C'est bien cher payer pour donner un « signal-prix », suivant l'expression des économistes, qui restera assez inaudible et dont l'effet sur les comportements restera, au mieux, négligeable. Il est fait grand cas de la Suède qui a institué une taxe carbone, actuellement au niveau élevé de 108 euros la tonne. Mais d'une part la Suède est particulièrement peu dépendante des énergies fossiles (l'utilisation du fuel domestique y serait quasiment inconnue), et d'autre part les industriels sont presque totalement exonérés, et pour les particuliers, la taxe a été compensée par des allégements correspondants sur les taxes pétrolières, si bien que le prix du litre d'essence est au total au même niveau qu'en France par exemple : où se situe dès lors le signal-prix ?

Les promoteurs de la taxe carbone paraissent oublier que l'énergie est déjà lourdement taxée (0,88 euro en TIPP et TVA en France pour un litre d'essence SP 95 en 2008) et que quelques centimes de plus ou de moins provoquent la grogne mais pas de changement de comportement. Surtout, tout effet éventuel sera noyé dans les fluctuations du prix du brut comme celles, considérables, rencontrées en 2007/2008. En réalité c'est le marché et la loi de l'offre et de la demande qui commandent ici, et, en provoquant inévitablement la forte remontée du prix de l'énergie fossile, obligeront beaucoup plus sûrement à modifier les comportements.
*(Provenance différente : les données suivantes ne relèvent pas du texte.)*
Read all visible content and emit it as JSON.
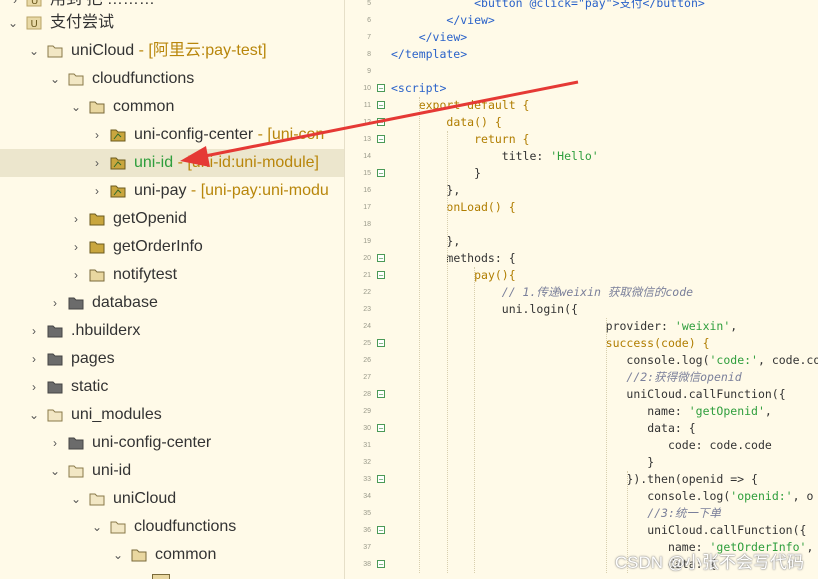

Autrement dit, la taxe carbone est « une mauvaise réponse à un vrai problème », car elle n'est pas à la hauteur des enjeux. Ses promoteurs avancent qu'il vaut mieux commencer d'agir plutôt que de ne rien faire. On peut répondre d'abord que les engagements pris dans le cadre européen et les taxes existantes sont d'ores et déjà bien plus contraignants que la taxe carbone. On peut aussi ajouter qu'il serait déplorable de se donner facilement bonne conscience en édictant une mesure qui n'est pas à la hauteur des enjeux.

Si le problème est vraiment aussi sérieux qu'on nous le dit, les solutions ne peuvent se trouver que dans des mesures drastiques, et le pouvoir doit faire preuve de cohérence dans son action. Par exemple, comment rendre la taxe carbone crédible alors que dans le même temps on gomme les effets du renchérissement de l'énergie du fait de la loi du marché, comme nous venons de l'évoquer à propos de la prime à la cuve et de la taxe-poisson – mais aussi lorsque le Gouvernement maintient les tarifs de l'électricité à un niveau artificiellement bas en s'opposant à la demande d'augmentation d'EDF destinée à couvrir des dépenses d'investissement nécessaires ? Les promoteurs de la taxe aiment nous rappeler que la consommation des pays développés en énergie fossile dépasse les ressources de la planète si l'on veut les considérer comme une mesure de la consommation mondiale moyenne. Cela se traduit directement dans les tensions imposées par le marché. Dès lors il faut être logique et accepter les contraintes de ce marché.

Finalement, on n'évitera pas des mesures drastiques et autoritaires. La circulation automobile et la nécessaire limitation de la puissance des véhicules individuels en constituent de bons exemples. Mais de telles mesures ne relèvent pas du cadre national. Il faut encore une fois agir au niveau européen, avant même de parler du cadre mondial. Il nous faut plus d'Europe !

Dernière minute :

Il semblerait finalement que les arbitrages ne soient pas encore rendus par le chef de l'Etat. D'autre part, la Commission Européenne est défavorable à la taxe carbone telle qu'envisagée par la France. Une autre piste paraît aussi être envisagée : celle de la taxe aux frontières de l'Union Européenne (dite taxe Cambridge) ce qui est tout autre chose et ce sur quoi la Commission Européenne n'est pas non plus très favorable pour des questions de protectionnisme. En résumé, c'est bien par des négociations au niveau mondial qu'il faut protéger la planète, si la situation est aussi sérieuse qu'on le dit.

[1] Est-il d'ailleurs question de taxer les poëles à bois, alors que le chauffage individuel au bois est le plus polluant de tous ?? – et cessons d'évoquer le cas parfaitement marginal des fameux 4x4 parisiens, d'ailleurs relativement peu polluants parce que modernes.

[2] Et aussi évidemment du gaz, puisque l'on sait que nos contrats à long terme d'approvisionnement de gaz sont indexés sur le prix du brut.